In this series, they were forced to confront their middle-order shortcomings and make big changes. Rassie van der Dussen (who missed the final Test through injury but had been out of form anyway) and Aiden Markram were swapped out for Ryan Rickelton and Khaya Zondo, but it's far too early to say whether either man can go on to be the solution South Africa are looking for. But it's no secret that South Africa need answers, and need them quickly.

"It's a tough one when guys aren't getting numbers on the board for you," Elgar said. "Sooner or later, your resources are going to be depleted and we are going to have to look elsewhere. We did the right thing for this Test match. We had to use the resources we had, something different, something new, you don't know if you don't give them a try."

But Elgar also continued to throw his weight behind both van der Dussen and Markram, who he thinks can come again. "Aiden has still got a bright future in Test cricket," Elgar said. "He just needs to get numbers behind his belt and go back to the drawing board. He is still too young and too talented not to be playing this level of cricket. When he gets those opportunities to play a four-day game, he's got to nail it like he has done in the past when he was left out and he went back home and he nailed four-day cricket, scored a lot of runs and he got his opportunity again."

That is precisely the problem. Even when Markam was the top-scorer in South Africa's first-class competition, he was not able to translate that form to Test cricket. Since 2018, Markram averages 67.50 from 10 domestic first-class matches, with five centuries. In 18 home Tests in the same period, he averages just over half that: 34.70, with only two hundreds. It's clear that South Africa's domestic breeding ground is not producing enough players who can make the step up and Elgar is unsure how best to address the gap.

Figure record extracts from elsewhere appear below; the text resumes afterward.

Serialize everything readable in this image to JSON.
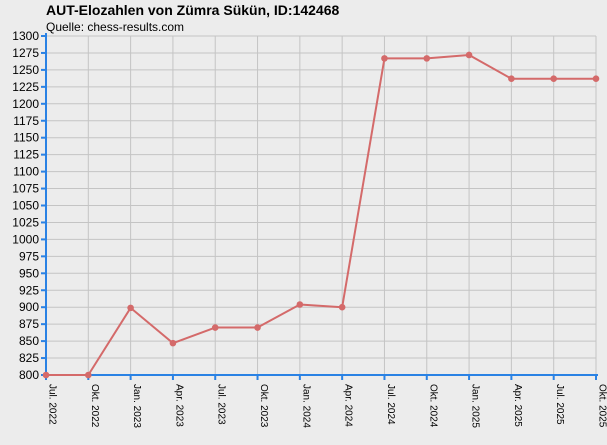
{
  "chart_data": {
    "type": "line",
    "title": "AUT-Elozahlen von Zümra Sükün, ID:142468",
    "subtitle": "Quelle: chess-results.com",
    "xlabel": "",
    "ylabel": "",
    "categories": [
      "Jul. 2022",
      "Okt. 2022",
      "Jan. 2023",
      "Apr. 2023",
      "Jul. 2023",
      "Okt. 2023",
      "Jan. 2024",
      "Apr. 2024",
      "Jul. 2024",
      "Okt. 2024",
      "Jan. 2025",
      "Apr. 2025",
      "Jul. 2025",
      "Okt. 2025"
    ],
    "series": [
      {
        "values": [
          800,
          800,
          899,
          847,
          870,
          870,
          904,
          900,
          1267,
          1267,
          1272,
          1237,
          1237,
          1237
        ]
      }
    ],
    "ylim": [
      800,
      1300
    ],
    "yticks": [
      800,
      825,
      850,
      875,
      900,
      925,
      950,
      975,
      1000,
      1025,
      1050,
      1075,
      1100,
      1125,
      1150,
      1175,
      1200,
      1225,
      1250,
      1275,
      1300
    ],
    "grid": true,
    "legend": "none",
    "colors": {
      "line": "#d46a6a",
      "point": "#d46a6a",
      "axis": "#2a82e4",
      "grid": "#c4c4c4",
      "background": "#ececec"
    }
  }
}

"I always bank on experience. I know we don't have that at the Test level. My next best thing is, who do we have in first-class cricket back home, but is that the right solution? We don't know yet," he said. "We've still got a few months before our next series and we've only got a handful of four-day games at home before we leave to Australia. It's a tough thing now, because the guys have to learn the toughest format without a lot of experienced heads around them, which is always something we were aware of. But those are the cards we've been dealt and we've got to find a way to ease the blow."

That upcoming assignment includes a run of Tests in Australia's festive season for the first time since their victorious 2008-09 series. No-one in the current South African squad has any experience of playing a Test in front of a packed MCG or SCG, which will present another challenge. The same three who had experience in England - Elgar, Kagiso Rabada and Keshav Maharaj, along with Temba Bavuma - are likely to be the only players who have been part of a Test series in Australia before. The scrutiny - remember mint-gate? - will be unending. So how should South Africa avoid making the same mistakes?

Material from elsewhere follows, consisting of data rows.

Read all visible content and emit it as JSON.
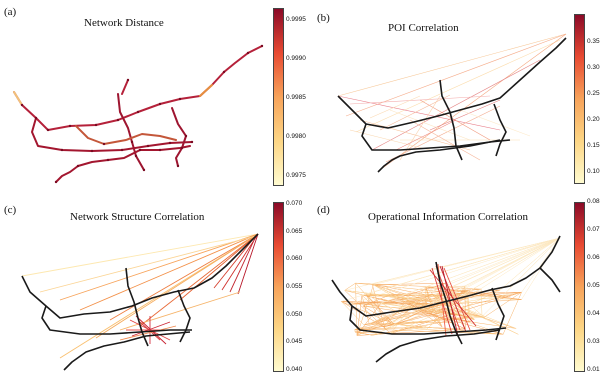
{
  "panels": {
    "a": {
      "label": "(a)",
      "title": "Network Distance",
      "ticks": [
        "0.9995",
        "0.9990",
        "0.9985",
        "0.9980",
        "0.9975"
      ],
      "colors": [
        "#fffbd0",
        "#fdd685",
        "#f7a35a",
        "#e84a32",
        "#8b0a28"
      ]
    },
    "b": {
      "label": "(b)",
      "title": "POI Correlation",
      "ticks": [
        "0.35",
        "0.30",
        "0.25",
        "0.20",
        "0.15",
        "0.10"
      ],
      "colors": [
        "#fffbd0",
        "#fdd685",
        "#f7a35a",
        "#e84a32",
        "#8b0a28"
      ]
    },
    "c": {
      "label": "(c)",
      "title": "Network Structure Correlation",
      "ticks": [
        "0.070",
        "0.065",
        "0.060",
        "0.055",
        "0.050",
        "0.045",
        "0.040"
      ],
      "colors": [
        "#fffbd0",
        "#fdd685",
        "#f7a35a",
        "#e84a32",
        "#8b0a28"
      ]
    },
    "d": {
      "label": "(d)",
      "title": "Operational Information Correlation",
      "ticks": [
        "0.08",
        "0.07",
        "0.06",
        "0.05",
        "0.04",
        "0.03",
        "0.01"
      ],
      "colors": [
        "#fffbd0",
        "#fdd685",
        "#f7a35a",
        "#e84a32",
        "#8b0a28"
      ]
    }
  }
}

"We've been playing good cricket and we've been playing pretty average cricket as a squad, and we need to get that balance right," Elgar said. "Every Test match is going to be something you have to live and die for. That three-Test match series is going to be huge. We've got five massive Tests before June. Even our series against West Indies, we can't take that lightly. I need the guys to have that mentality going forward."

It sounds a little bit like the way England play, with one-pointed focus on every game as a must-win, but for Elgar's sake, South Africa should avoid coming up with any catchphrases that define them.